Exposition British Stories

Bientôt au musée ! Conversations entre le musée du Louvre et le musée des Beaux-Arts, dès le 12 novembre.

Les collections d’art britannique du musée des Beaux-Arts de Bordeaux, l’un des rares musées de région riche de ce patrimoine, forment un corpus cohérent d’une trentaine de tableaux, dessins, estampes et sculptures. L’occasion de les découvrir au sein d’une exposition inédite (12 novembre 2020-19 septembre 2021), aux côtés de huit chefs-d'œuvre prêtés exceptionnellement par le musée du Louvre, partenaire de cette Année britannique au musée ! Ce partenariat s’inscrit dans le cadre de la convention triennale signée entre la Ville et le musée du Louvre en 2018.
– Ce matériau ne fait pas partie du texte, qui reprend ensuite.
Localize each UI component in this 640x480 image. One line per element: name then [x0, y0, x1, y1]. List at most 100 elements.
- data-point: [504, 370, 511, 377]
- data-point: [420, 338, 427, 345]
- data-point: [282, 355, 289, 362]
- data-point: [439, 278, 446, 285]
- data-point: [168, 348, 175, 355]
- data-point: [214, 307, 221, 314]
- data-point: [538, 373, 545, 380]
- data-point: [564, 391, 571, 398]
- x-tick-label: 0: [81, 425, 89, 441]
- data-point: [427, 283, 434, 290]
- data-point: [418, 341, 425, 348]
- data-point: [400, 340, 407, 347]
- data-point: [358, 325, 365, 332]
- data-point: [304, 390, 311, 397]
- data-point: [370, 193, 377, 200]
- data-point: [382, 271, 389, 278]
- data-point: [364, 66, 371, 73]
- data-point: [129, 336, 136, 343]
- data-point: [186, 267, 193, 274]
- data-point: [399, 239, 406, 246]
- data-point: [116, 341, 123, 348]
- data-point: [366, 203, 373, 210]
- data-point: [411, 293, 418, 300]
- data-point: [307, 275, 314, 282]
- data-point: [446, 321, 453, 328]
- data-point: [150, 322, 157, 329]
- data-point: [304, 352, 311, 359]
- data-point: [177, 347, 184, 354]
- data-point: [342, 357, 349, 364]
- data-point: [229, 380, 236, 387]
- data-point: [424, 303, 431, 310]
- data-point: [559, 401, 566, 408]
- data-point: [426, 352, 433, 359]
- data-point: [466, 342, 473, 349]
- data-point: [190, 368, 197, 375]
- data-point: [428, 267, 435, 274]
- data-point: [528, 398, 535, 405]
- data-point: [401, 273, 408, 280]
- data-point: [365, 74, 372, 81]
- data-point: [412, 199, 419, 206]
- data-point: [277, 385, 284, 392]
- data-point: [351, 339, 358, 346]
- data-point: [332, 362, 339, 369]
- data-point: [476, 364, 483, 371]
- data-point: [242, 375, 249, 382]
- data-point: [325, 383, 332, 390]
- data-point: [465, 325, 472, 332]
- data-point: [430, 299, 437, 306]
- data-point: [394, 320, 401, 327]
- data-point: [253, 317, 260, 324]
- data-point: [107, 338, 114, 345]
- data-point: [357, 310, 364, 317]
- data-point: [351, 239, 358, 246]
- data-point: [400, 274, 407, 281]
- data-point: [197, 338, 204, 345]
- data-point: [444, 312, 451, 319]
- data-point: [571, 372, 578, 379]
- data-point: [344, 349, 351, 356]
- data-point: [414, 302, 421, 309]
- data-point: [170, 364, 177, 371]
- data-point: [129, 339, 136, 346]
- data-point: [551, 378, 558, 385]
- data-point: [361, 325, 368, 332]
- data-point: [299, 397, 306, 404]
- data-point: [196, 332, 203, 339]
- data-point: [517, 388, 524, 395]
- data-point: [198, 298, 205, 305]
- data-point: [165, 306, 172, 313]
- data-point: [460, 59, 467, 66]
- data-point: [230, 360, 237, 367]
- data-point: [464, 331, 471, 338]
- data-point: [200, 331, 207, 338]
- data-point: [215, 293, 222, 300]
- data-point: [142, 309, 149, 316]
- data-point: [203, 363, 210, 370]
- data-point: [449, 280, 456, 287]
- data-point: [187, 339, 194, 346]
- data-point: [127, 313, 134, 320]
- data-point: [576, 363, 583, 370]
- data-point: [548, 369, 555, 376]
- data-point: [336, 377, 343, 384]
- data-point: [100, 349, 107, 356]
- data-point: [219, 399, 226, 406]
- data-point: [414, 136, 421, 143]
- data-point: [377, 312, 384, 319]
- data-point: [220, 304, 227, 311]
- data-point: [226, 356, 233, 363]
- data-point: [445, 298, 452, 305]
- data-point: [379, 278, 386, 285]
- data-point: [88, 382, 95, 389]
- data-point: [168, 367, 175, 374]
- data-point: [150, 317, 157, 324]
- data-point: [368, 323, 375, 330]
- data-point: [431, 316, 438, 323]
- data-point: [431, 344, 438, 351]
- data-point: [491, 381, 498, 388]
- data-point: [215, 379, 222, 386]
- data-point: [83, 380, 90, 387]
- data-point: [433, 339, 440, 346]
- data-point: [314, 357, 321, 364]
Une part importante de cette exposition est consacrée à l’art du portrait, domaine dans lequel excellaient les peintres britanniques depuis le XVIe siècle. Les maîtres du genre sont représentés, à commencer par Anton van Dyck qui contribua au renouvellement des codes de l’art du portrait comme en atteste le modello de son Double portrait de Charles-Louis de Simmeren et du prince Rupert de Palatinat, neveux du roi (musée des Beaux-Arts de Bordeaux). Suivent ensuite Joshua Reynolds, représenté par son célèbre Master Hare (musée du Louvre) et par plusieurs portraits saisissants (dont Richard Robinson, évêque d’Armargh, musée des Beaux-Arts de Bordeaux), mais aussi Allan Ramsay et Gilbert Stuart, auteurs de merveilleux portraits féminins. Ce tour d’horizon du portrait britannique culmine avec celui de John Hunter, par Thomas Lawrence (musée des Beaux-Arts de Bordeaux).

                  

Gilbert Stuart, Portrait de Mrs James Arden, vers 1794 © Musée des Beaux-Arts, Ville de Bordeaux /
Joshua Reynolds, Miss Frances Kemble, actrice, 1784. Paris, musée du Louvre © RMN-Grand Palais (musée du Louvre) / Gérard Blot.
 
Dans le domaine de la peinture d’Histoire, l’exposition réserve une belle place à des artistes peu représentés en France : James Ward, avec un superbe Baptême du Christ (musée du Louvre), Benjamin West et Johan Zoffany, représentés par de grands tableaux à thématiques mythologiques. Notons également la représentation du genre typiquement anglo-saxon de la « conversation piece » (portrait narratif de groupe) ainsi que celle du paysage, incarné par des œuvres atypiques conçues en réaction au courant du Sublime (John Martin, Macbeth et les trois sorcières, musée des Beaux-Arts de Bordeaux).
 
  
Johan Zoffany, Le Triomphe de Vénus, huile sur toile, 1760, © Musée des Beaux-Arts de Bordeaux.
Benjamin West, Phaéton sollicitant d’Apollon la conduite du char du Soleil, 1804. Paris, musée du Louvre © RMN-Grand Palais (musée du Louvre) / Jean-Gilles Berizzi.
 

C’est donc un voyage captivant au gré d’œuvres novatrices et audacieuses qu’offre le musée des Beaux-Arts, avec la collaboration exceptionnelle du musée du Louvre, en guise de première partie de cette Année britannique. La deuxième partie débutera en juin 2021 à la Galerie des Beaux-Arts avec l'exposition Absolutely Bizarre !, les drôles d'histoires de l'École de Bristol (1800-1840).

Commissariat d’Une Année britannique au musée : Sophie Barthélémy, directrice du musée des Beaux-Arts de Bordeaux, Sandra Buratti-Hasan, directrice adjointe du musée des Beaux-Arts, conservatrice des collections XIXe-XXe siècles et Guillaume Faroult, conservateur en chef au musée du Louvre, en charge des peintures françaises du XVIIIe siècle et des peintures britanniques et américaines.